Antes do sim ao Atlético-MG, Cuca recusou Boca, Flamengo e outros três

BELO HORIZONTE, MG (UOL/FOLHAPRESS) - Campeão brasileiro e da Copa do Brasil, semifinalista da Libertadores e com um dos elencos mais qualificados da América do Sul à disposição, Cuca tinha a possibilidade de repetir os feitos de 2021 na atual temporada. Mas o treinador entregou o cargo no Atlético-MG por entender que precisava de um ano sabático.

Mas o período fora do futebol durou pouco, foram apenas sete meses afastado dos gramados, já que Cuca acertou o retorno ao Galo, na noite de sexta (22), para substituir o demitido Turco Mohamed. No entanto, o agora treinador atleticano estava mesmo decidido a não trabalhar neste ano, tanto que recusou cinco grandes ofertas antes de aceitar retornar ao Atlético-MG.

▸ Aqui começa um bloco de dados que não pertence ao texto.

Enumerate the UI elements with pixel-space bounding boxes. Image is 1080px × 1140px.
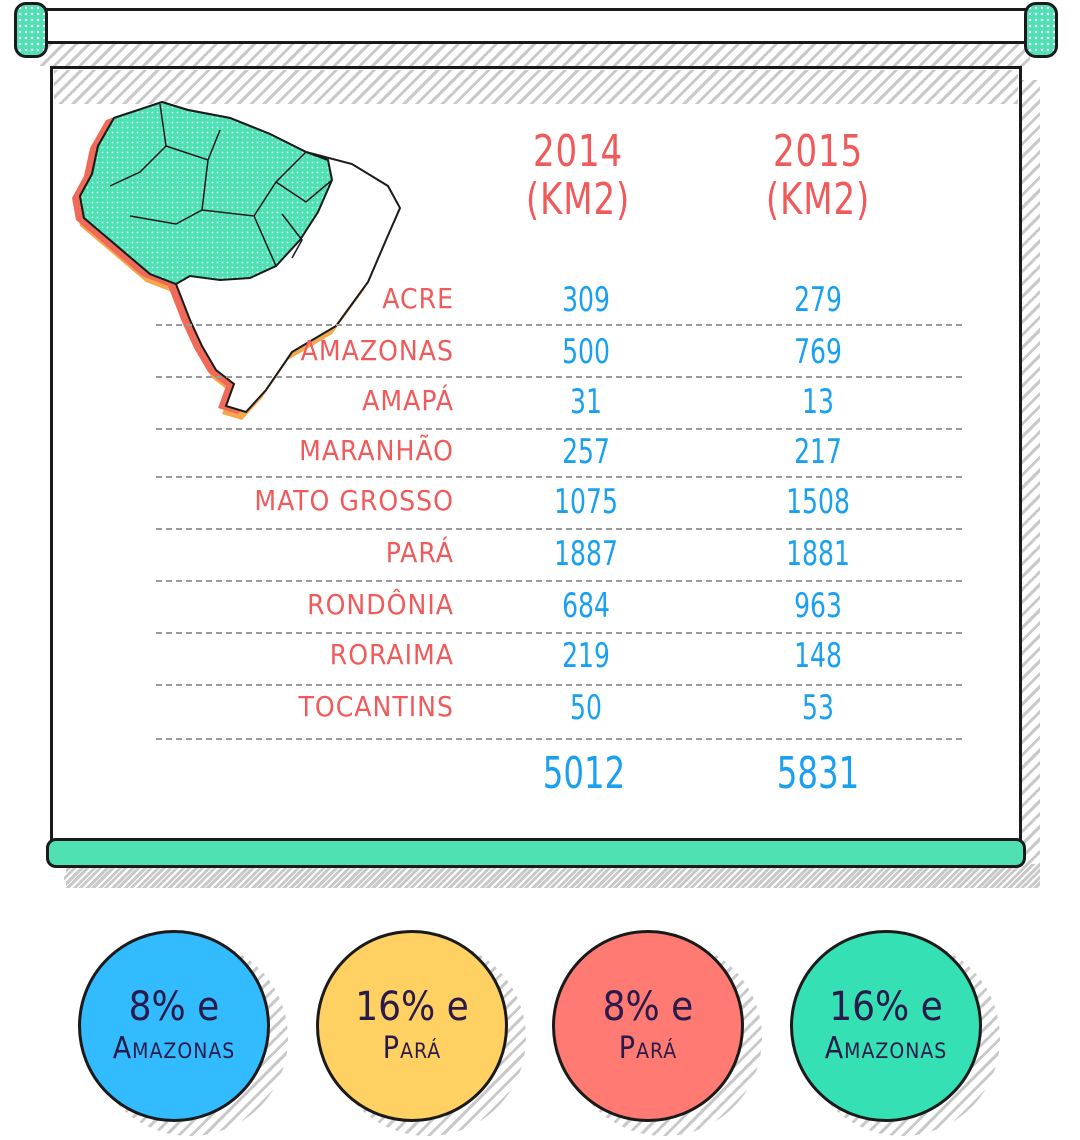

Quando se desligou do clube mineiro, no fim de dezembro de 2021, Cuca fez uma promessa aos dirigentes atleticanos de que não trabalharia nesta temporada. Alegando problemas pessoais, o treinador retornou a Curitiba, sua cidade natal, e por lá ficou nos primeiros meses de 2022. No planejamento do treinador estava uma viagem até a Europa, além de acompanhar a Copa do Mundo, no Qatar, tudo em em busca de maior qualificação profissional.

Foi por essa razão que ele negou convites de Athletico-PR, Internacional, Fluminense, Flamengo e até mesmo do Boca Juniors. Todas as cinco equipes foram atrás do treinador, que nem sequer abriu negociação por entender que tinha de cumprir o que foi prometido ao Atlético-MG e por ter outras prioridades em 2022.

O primeiro clube que procurou Cuca foi o Athletico-PR, no início de abril, logo após a demissão de Alberto Valentim. Apesar de ser confesso torcedor do Furacão, Cuca manteve a palavra e não acertou com seu clube do coração. Foi na mesma época que o Internacional foi atrás deles, depois da demissão de Alexander Medina. Cuca era a primeira opção do Colorado, mas nem sequer abriu conversa com a equipe gaúcha.

No fim de abril foi a vez de o Fluminense tentar Cuca, após Abel Braga entregar o cargo. Apesar da relação afetiva com o clube carioca, quando evitou o rebaixamento que parecia provável no Brasileirão de 2009, o treinador recusou o convite. Foi então que o Flu partiu para Fernando Diniz, que faz ótimo trabalho no Tricolor.

Do Rio de Janeiro também chegou uma oferta do Flamengo, no começo de junho, antes mesmo da demissão de Paulo Sousa. O convite do Rubro-Negro balançou Cuca, mas o receio de acertar com um clube rival do Atlético e se queimar com a torcida alvinegra, que naquele momento já se queixava de Turco Mohamed, fez com que o técnico negasse a oferta flamenguista.

O último time a procurar Cuca antes do Atlético-MG foi o Boca Juniors, que demitiu Sebástian Battaglia, após a eliminação para o Corinthians, nas oitavas de final da Libertadores. Ao UOL Esporte, Cuca confirmou a interesse do clube argentino, mas garantiu que não trabalharia em 2022.

"Recebi uma consulta, mas não vou. Vou cumprir o prometido à família e só trabalharei novamente em 2023", repetiu Cuca, no que era uma resposta padrão toda vez que tinha o nome envolvido em alguma especulação.

A história e as conquistas em duas passagens marcantes pela Cidade do Galo fazem do Atlético um clube especial para Cuca. Daí o motivo para ele dizer sim aos mineiros. É claro que, além da ligação afetiva, algumas condições ajudaram no acerto entre as duas partes, como as ligações feitas por alguns jogadores que pediram pela volta do treinador campeão brasileiro, além do contrato de apenas quatro meses e sem opção de renovação.

Cuca será treinador do Atlético somente até novembro, e depois estará livre para viajar até o Qatar para acompanhar a Copa do Mundo. E, quem sabe, assumir a seleção brasileira em 2023, após a saída de Tite, o que é o grande sonho do novamente treinador do Galo.